Sagripanti sa di poter contare su un'orchestra ottima qual è quella della Rai, che difatti sostiene con bel suono e virtù tecniche la serata praticamente senza intoppi, ma proprio perché lo strumento è eccellente si sarebbe potuto ricercare qualche piano in più, si sarebbe potuto avere il coraggio di abbandonarsi all'ampiezza estatica dei concertati (“Ô toi dont la clémence” e “Je tremble e soupire” risultano quasi sbrigativi) per poi valorizzare meglio le tensioni più incalzanti, dove, ancora, sembra prevalere una prudenza che morde troppo il freno e non scava nel dramma, nella dimensione collettiva e individuale, nella dialettica delle forme musicali così ben concatenate da Rossini. Insomma, come Pizzi si affida alle impeccabili geometrie dell'impianto scenico e dei drappeggi dei costumi, così Sagripanti punta senza rischiare sulla qualità dei suoi complessi (bene anche il coro del Teatro Ventidio Basso preparato da Giovanni Farina) e dei solisti per consegnare un compito senz'altro corretto e non privo di pregi, ma ben lungi dall'autentica dimensione del capolavoro rossiniano.

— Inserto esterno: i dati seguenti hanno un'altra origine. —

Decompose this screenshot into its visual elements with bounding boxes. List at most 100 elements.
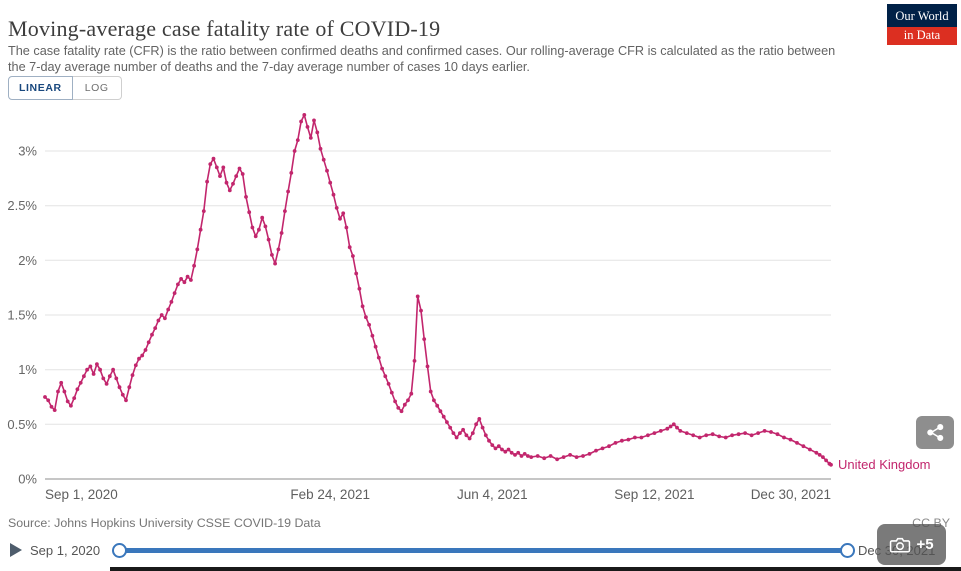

Abbiamo detto, infatti, del successo e delle qualità di Berzhanskaya. Il discorso si può ripetere con qualche distinguo per l'Anaï di Eleonora Buratto: proprio per il suo non essere, a differenza della collega russa, una belcantista specializzata, desta ammirazione sentire una tale cura e dedizione el canto di agilità da parte di chi poco più di un mese fa cantava Aida all'Arena. La voce è morbida, ben appoggiata, l'espressione sincera. Con lei, si apprezza tutto il versante ebraico, a partire naturalmente dal Moïse di Roberto Tagliavini: canto nobile, timbro prezioso, ispirata dignità che solo avrebbe meritato altra valorizzazione da podio e regia. Monica Bacelli fa di Marie un raffinato cammeo e Alexey Tatarintsev desta interesse con il suo incisivo Éliézer. La famiglia reale egiziana, invece, patisce la definizione al limite del caricaturale già evidenziata in Schrott, che lascia ancor più l'amaro in bocca se si pensa alla qualità straordinaria della sua voce,tanto bella, ampia, facile ed estesa. Come Aménophis Andrew Owens mostra diversi problemi di tenuta e volume, da cui discende anche una resa davvero pallida del personaggio: il tempo potrà dirci se è stata solo una serata poco felice, che ci auguriamo possa esser presto superata. Matteo Roma come Aufide e Nicolò Donini come Osiride e Voix mistérieuse completano il cast.
Dopo quattro atti in cui si può sentire cantare e suonare bene, ma in cui di opera – intesa come teatro musicale, in cui abbiamo un'azione, in cui il suono corrisponde a una parola, un senso, a rapporti e psicologie – abbiamo molto poco, gli applausi arrivano, unanimi, per una buona decina di minuti. Possiamo unirci solidali al giusto tributo per l'impegno profuso sul palco e in buca, però Rossini, il grande Rossini questa sera ci è mancato, e non per sua colpa. Confidiamo di rifarci nei prossimi giorni.